Chicago Education Board Excludes Teachers From Talks With Unions Over Online Teaching

Chicago Education Board Excludes Teachers From Talks With Unions Over Online Teaching

By Logan Smith-
The Chicago Board of Education has excluded parents and teacher from its  recent decision to bring in an outside mediator to aid in its negotiations with the Chicago Teachers Union .

The board said  the mediator can  only address the issue of the impact of school re-openings,  but not the decision of when to bring students back for in-person learning.

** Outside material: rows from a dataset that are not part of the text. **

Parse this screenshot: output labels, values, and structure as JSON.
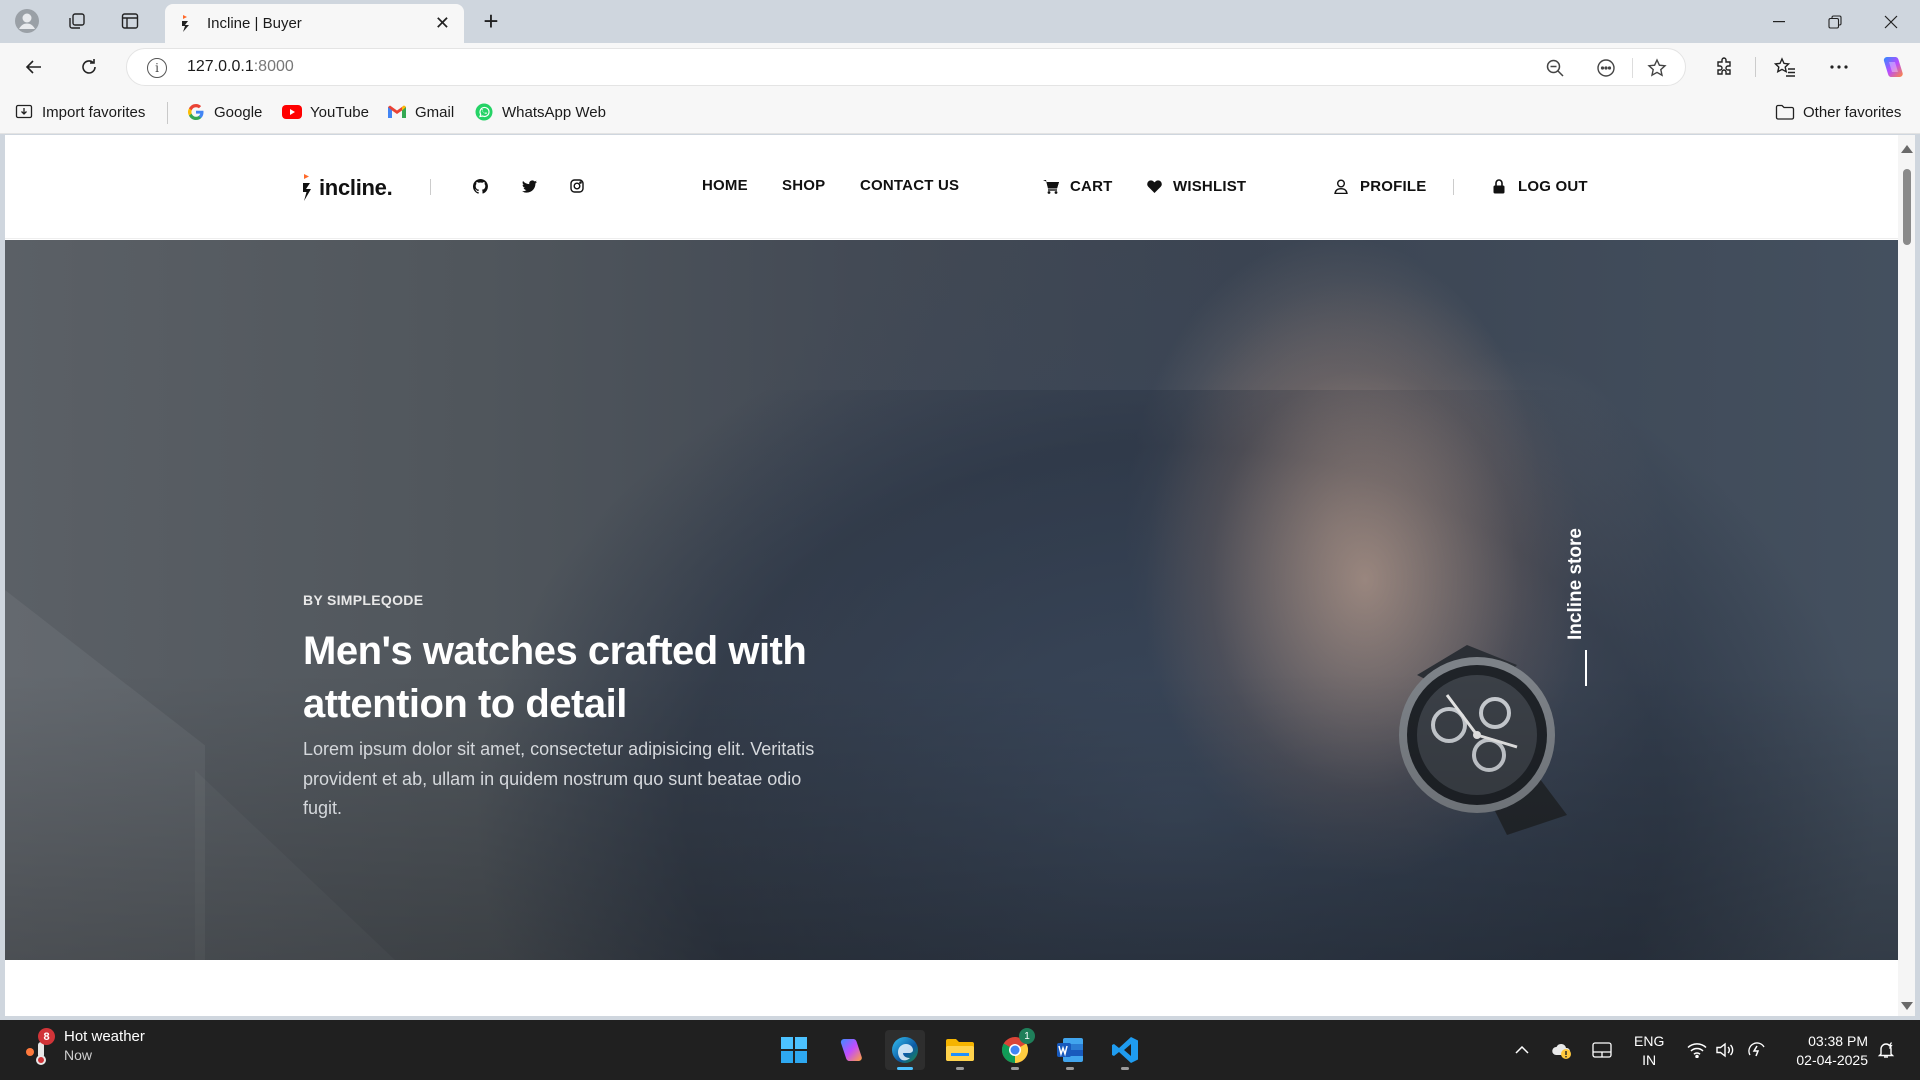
{
  "browser": {
    "tab_title": "Incline | Buyer",
    "address": {
      "host": "127.0.0.1",
      "port": ":8000"
    },
    "favorites": [
      {
        "label": "Import favorites",
        "icon": "import-icon"
      },
      {
        "label": "Google",
        "icon": "google-icon"
      },
      {
        "label": "YouTube",
        "icon": "youtube-icon"
      },
      {
        "label": "Gmail",
        "icon": "gmail-icon"
      },
      {
        "label": "WhatsApp Web",
        "icon": "whatsapp-icon"
      }
    ],
    "other_favorites": "Other favorites"
  },
  "site": {
    "logo": "incline.",
    "nav": {
      "home": "HOME",
      "shop": "SHOP",
      "contact": "CONTACT US",
      "cart": "CART",
      "wishlist": "WISHLIST",
      "profile": "PROFILE",
      "logout": "LOG OUT"
    }
  },
  "hero": {
    "eyebrow": "BY SIMPLEQODE",
    "headline": "Men's watches crafted with attention to detail",
    "lead": "Lorem ipsum dolor sit amet, consectetur adipisicing elit. Veritatis provident et ab, ullam in quidem nostrum quo sunt beatae odio fugit.",
    "vertical_label": "Incline store"
  },
  "taskbar": {
    "weather_badge": "8",
    "weather_title": "Hot weather",
    "weather_sub": "Now",
    "chrome_badge": "1",
    "lang_line1": "ENG",
    "lang_line2": "IN",
    "time": "03:38 PM",
    "date": "02-04-2025"
  },
  "colors": {
    "accent_edge": "#0078d4",
    "brand_orange": "#ff6a2b",
    "taskbar_bg": "#202020"
  }
}
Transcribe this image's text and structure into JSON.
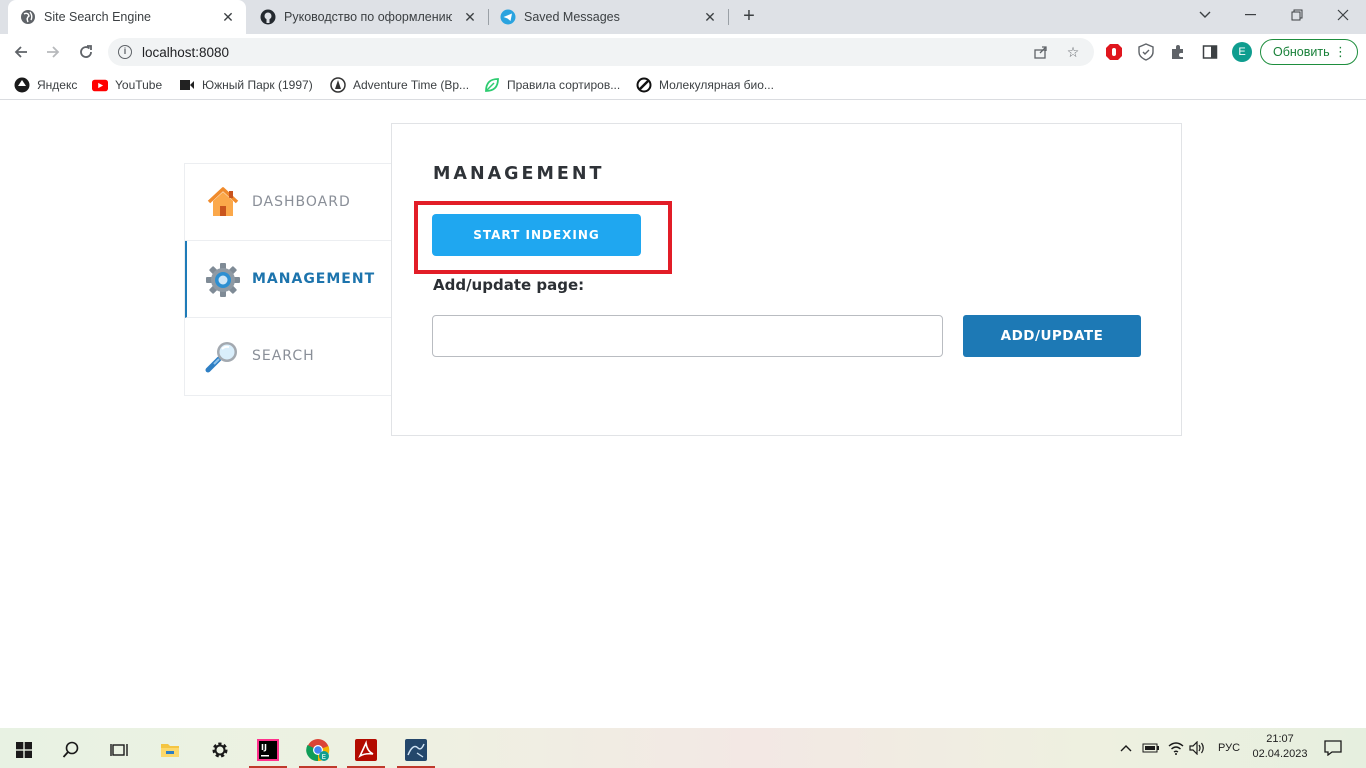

In a letter sent  on Tuesday to the CTU’s legal team, board Labour Relations Officer Kaitlyn Girard was clear in her position that the Chicago Board of Education will not engage in mediation over its decision to reopen schools.
As you are well aware, decisions to determine the places of instruction, whether remote or in-person, are permissive subjects of bargaining … and the CBE has no obligation to bargain its decision.”
The union has been in disagreement with the Chicago Board Of Education over reopening, but on Sunday made a formal request for mediation over reopening issues before any students are brought back into school buildings.  This is because Chicago Public Schools has said it plans to bring pre-K and some special education students back for in-person instruction during the second quarter of the school year, which began Monday.
An official return date for those students has not yet been set. The CTU responded to the board’s letter Tuesday, saying the board only agreed to mediation on the conditions it can walk away at any time; have no obligation to negotiate; and is free to make decisions without input from parents or teachers.
“They are willing to meet with a mediator if CTU will sign off that it is 100% up to CPS to decide when to return to the buildings, what protections are in place, and when students, staff and schools are ‘safe enough,’” the union said in a statement.
CTU officials have repeatedly called on  the CPS to improve remote learning and keep kids out of schools as the City experiences a second surge of COVID-19 cases. Data from the Chicago Department of Public Health  has revealed a seven-day rolling average of 1,784 new cases per day, an increase of 38% from the previous week.
City health officials insist that disease transmission in schools is rare when proper safety protocols such as social distancing, mask wearing and surface cleaning are applied.
The union has filed labour practice charges over an alleged refusal by CPS to bargain with the CTU, and the quality of ventilation systems within CPS schools. The school district had last week spent $8.5 million on 20,000 air purifiers to combat the spread of COVID-19 in classrooms and common spaces within schools.
The CTU initially pursued a preliminary injunction barring CPS from implementing its reopening plan, but the request was denied last week by the Illinois Labor Relations Board on the grounds that the school district had not yet set a date for students to return.

“The virus is surging,” the union said in a statement. “And under any and all conditions, reopening must be done safely. We will stand for nothing less.” Parents and teachers have mixed feelings about students returning to in person classes. Some fear that long absence from school would have a long term damaging effect on the education of many children, while many parents are so worried about the chances of their children catching COVID-19, that they would rather they stayed at home and not mix in school.